Voodoo

Tijdens één van haar vele reizen door West-Afrika komt Marnel Breure in aanraking met voodoo. Het is een veelvoorkomend misverstand dat voodoo een vorm van zwarte magie is, waarbij naalden in poppetjes worden gestoken om een ander kwaad te berokkenen. In werkelijkheid is voodoo een oude Afrikaanse religie waarin alles draait om communicatie met natuurkrachten, vooroudergeesten en andere elementen uit de wereld van het onzichtbare.
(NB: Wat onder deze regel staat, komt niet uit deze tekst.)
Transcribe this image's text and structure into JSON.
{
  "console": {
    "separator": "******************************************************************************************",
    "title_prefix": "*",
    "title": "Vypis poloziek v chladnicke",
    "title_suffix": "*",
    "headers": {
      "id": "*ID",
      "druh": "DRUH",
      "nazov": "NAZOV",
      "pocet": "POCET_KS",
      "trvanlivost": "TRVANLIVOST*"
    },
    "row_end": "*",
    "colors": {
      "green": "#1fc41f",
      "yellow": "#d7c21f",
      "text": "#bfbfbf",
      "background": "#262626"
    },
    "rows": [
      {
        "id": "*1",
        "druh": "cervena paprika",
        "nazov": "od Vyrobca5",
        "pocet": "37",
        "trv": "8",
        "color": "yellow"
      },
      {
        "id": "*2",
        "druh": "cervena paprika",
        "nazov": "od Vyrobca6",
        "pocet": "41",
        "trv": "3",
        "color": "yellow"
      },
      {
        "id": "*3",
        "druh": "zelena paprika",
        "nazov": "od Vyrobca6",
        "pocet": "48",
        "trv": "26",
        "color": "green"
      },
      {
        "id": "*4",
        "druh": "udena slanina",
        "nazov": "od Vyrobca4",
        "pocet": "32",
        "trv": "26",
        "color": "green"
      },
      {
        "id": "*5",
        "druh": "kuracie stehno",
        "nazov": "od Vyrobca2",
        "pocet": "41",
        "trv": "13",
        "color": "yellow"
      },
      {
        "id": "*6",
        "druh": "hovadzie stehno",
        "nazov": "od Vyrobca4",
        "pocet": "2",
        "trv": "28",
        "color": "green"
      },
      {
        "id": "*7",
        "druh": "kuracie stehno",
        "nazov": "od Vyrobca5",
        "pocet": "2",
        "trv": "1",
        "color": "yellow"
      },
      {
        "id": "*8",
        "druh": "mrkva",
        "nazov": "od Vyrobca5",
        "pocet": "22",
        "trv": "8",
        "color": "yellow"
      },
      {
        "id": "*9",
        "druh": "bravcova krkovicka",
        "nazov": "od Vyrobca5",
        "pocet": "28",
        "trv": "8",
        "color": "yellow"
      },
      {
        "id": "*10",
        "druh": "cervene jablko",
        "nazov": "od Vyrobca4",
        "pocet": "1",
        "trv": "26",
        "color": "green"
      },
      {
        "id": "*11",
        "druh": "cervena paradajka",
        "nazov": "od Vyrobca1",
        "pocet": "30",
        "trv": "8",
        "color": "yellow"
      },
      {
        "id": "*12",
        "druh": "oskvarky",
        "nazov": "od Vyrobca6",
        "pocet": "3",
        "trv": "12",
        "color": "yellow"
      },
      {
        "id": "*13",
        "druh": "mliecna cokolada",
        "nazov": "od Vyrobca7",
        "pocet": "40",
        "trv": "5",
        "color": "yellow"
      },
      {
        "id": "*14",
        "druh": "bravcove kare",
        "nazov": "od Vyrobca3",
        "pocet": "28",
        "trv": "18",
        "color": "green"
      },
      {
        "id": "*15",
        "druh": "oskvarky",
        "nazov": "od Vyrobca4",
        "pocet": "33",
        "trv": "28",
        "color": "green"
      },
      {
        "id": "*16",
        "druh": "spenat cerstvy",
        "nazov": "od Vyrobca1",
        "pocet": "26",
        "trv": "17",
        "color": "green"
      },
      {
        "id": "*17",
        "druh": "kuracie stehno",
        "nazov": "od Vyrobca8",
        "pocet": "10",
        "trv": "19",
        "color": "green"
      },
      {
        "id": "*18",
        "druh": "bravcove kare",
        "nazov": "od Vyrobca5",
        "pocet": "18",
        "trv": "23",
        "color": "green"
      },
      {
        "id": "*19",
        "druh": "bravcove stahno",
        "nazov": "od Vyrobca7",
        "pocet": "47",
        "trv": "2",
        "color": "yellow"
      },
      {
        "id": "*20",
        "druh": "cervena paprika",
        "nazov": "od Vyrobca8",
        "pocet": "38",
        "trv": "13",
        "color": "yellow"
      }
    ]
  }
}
Voodoo betekent letterlijk zoiets als ‘mysterie’: dat wat er is maar zich niet zomaar prijsgeeft aan de menselijke waarneming.

Voodoo is niet bedoeld om speldenprikken op afstand uit te delen, maar goed en kwaad liggen er dichter bij elkaar dan in de wereld van het christendom of de islam, waar één enkele God over het morele peil van de mensheid waakt. In de voodooreligie zijn alle grenzen vloeiend. Niet alleen de grens tussen goed en kwaad, maar ook die tussen leven en dood, droom en daad, woord en materie, lichaam en geest. Voodoo is een vorm van religieus totaaltheater waarin alles met alles samenhangt.

Marnel Breure pleit ervoor om de essentie van voodoo te vertalen naar het huidige tijdsgewricht. Dat kan alleen wanneer kritische geest en magisch bewustzijn met elkaar verenigd worden: “Ik onderscheid me van de Afrikaan die zich met zijn hele hebben en houden verschanst heeft in een sprookjesbos vol goden en geesten, maar voel me net zo min thuis bij de westerling die de bomen in dat bos aan het eind van zijn kindertijd één voor één heeft gekapt. De westerse wereld kampt met een teveel aan ratio en een tekort aan magie, op het Afrikaanse continent ligt die verhouding precies andersom.” (Uit: Het land van Legba)

 

Reacties zijn gesloten.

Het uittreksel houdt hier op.